MA 40: Poster II: Bio- and Molecular Magnetism (1-9); Magnetic Coupling Phenomena/Exchange Bias (10-15); Magnetic Particlicles and Clusters (16-29); Micro and Nanostructured Magnetic Materials (30-51); Multiferroics (52-64); Spin Injection in Heterostructures (65-67); Spin-Dyn./Spin-Torque (68-93); Spindependent Transport (94-108)

MA 40.18: Poster

Freitag, 27. März 2009, 11:00–14:00, P1A

Influence of magnetostatic interaction between nanoparticles on the magnetization behavior : Comparison between experiments and simulations — •Srinivasa Rao Saranu, Brook Esseye Anshebo, and Ulrich Herr — Institute of Micro and Nanomaterials,Ulm University,89081 Ulm,Germany

To achieve high density data storage in pattern recording media the particles must arrange as close as possible. Influence of area coverage of the particles on magnetization behavior was studied.
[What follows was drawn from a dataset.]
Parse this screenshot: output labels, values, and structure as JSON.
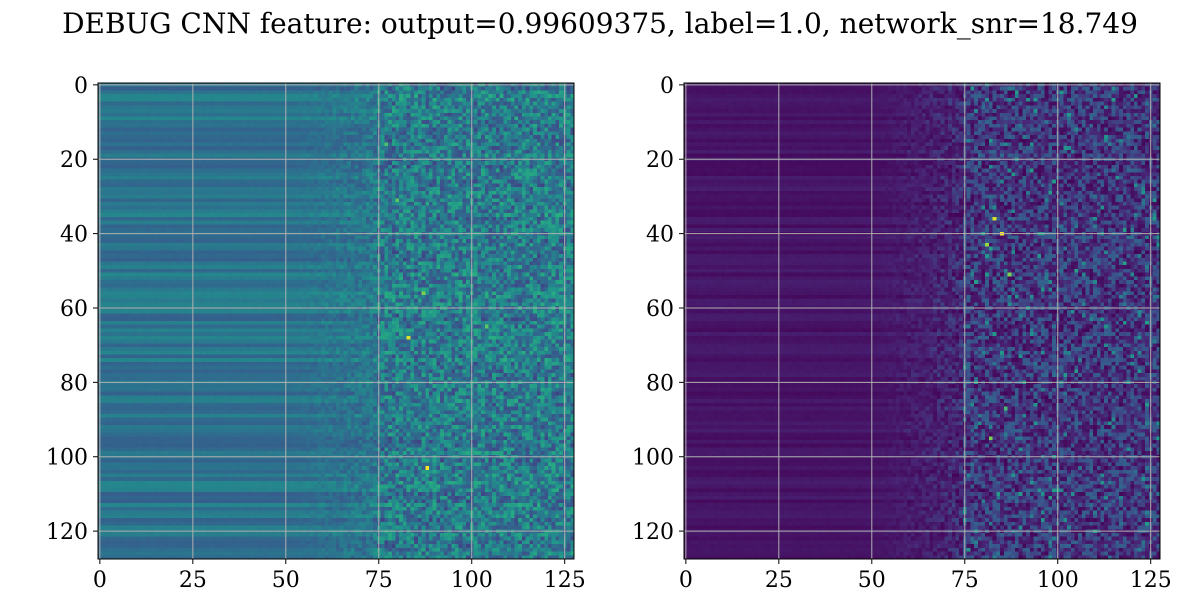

Co and Ni nanoparticles were prepared using plasma gas condensation technique. Diameter and area coverage of the particles were measured using SEM. To study the effect of magnetostatic interaction on magnetization behavior, particles was deposited on Si substrate and in-situ covered with Cu film. The area coverage of the particles varied from 3% to 20%. Hysteresis curves for these samples were recorded with field applied in-plane and perpendicular to the substrate using vibrating sample magnetometry (VSM). Co particles with an average diameter of 30nm show ferromagnetic behavior at room temperature. When the coverage exceeds 5 %, the remanent magnetization along the in-plane direction was larger than that perpendicular to the sample, whereas the saturation field was smaller, which can be attributed to the magnetostatic interaction between the particles. In 40 nm Ni particles, similar behavior was observed but effect of magneto static interaction was smaller than for the Co particles. Influence of interactions on switching field distribution of the particles was studied. The results are compared with micromagnetic simulations of suitable model systems.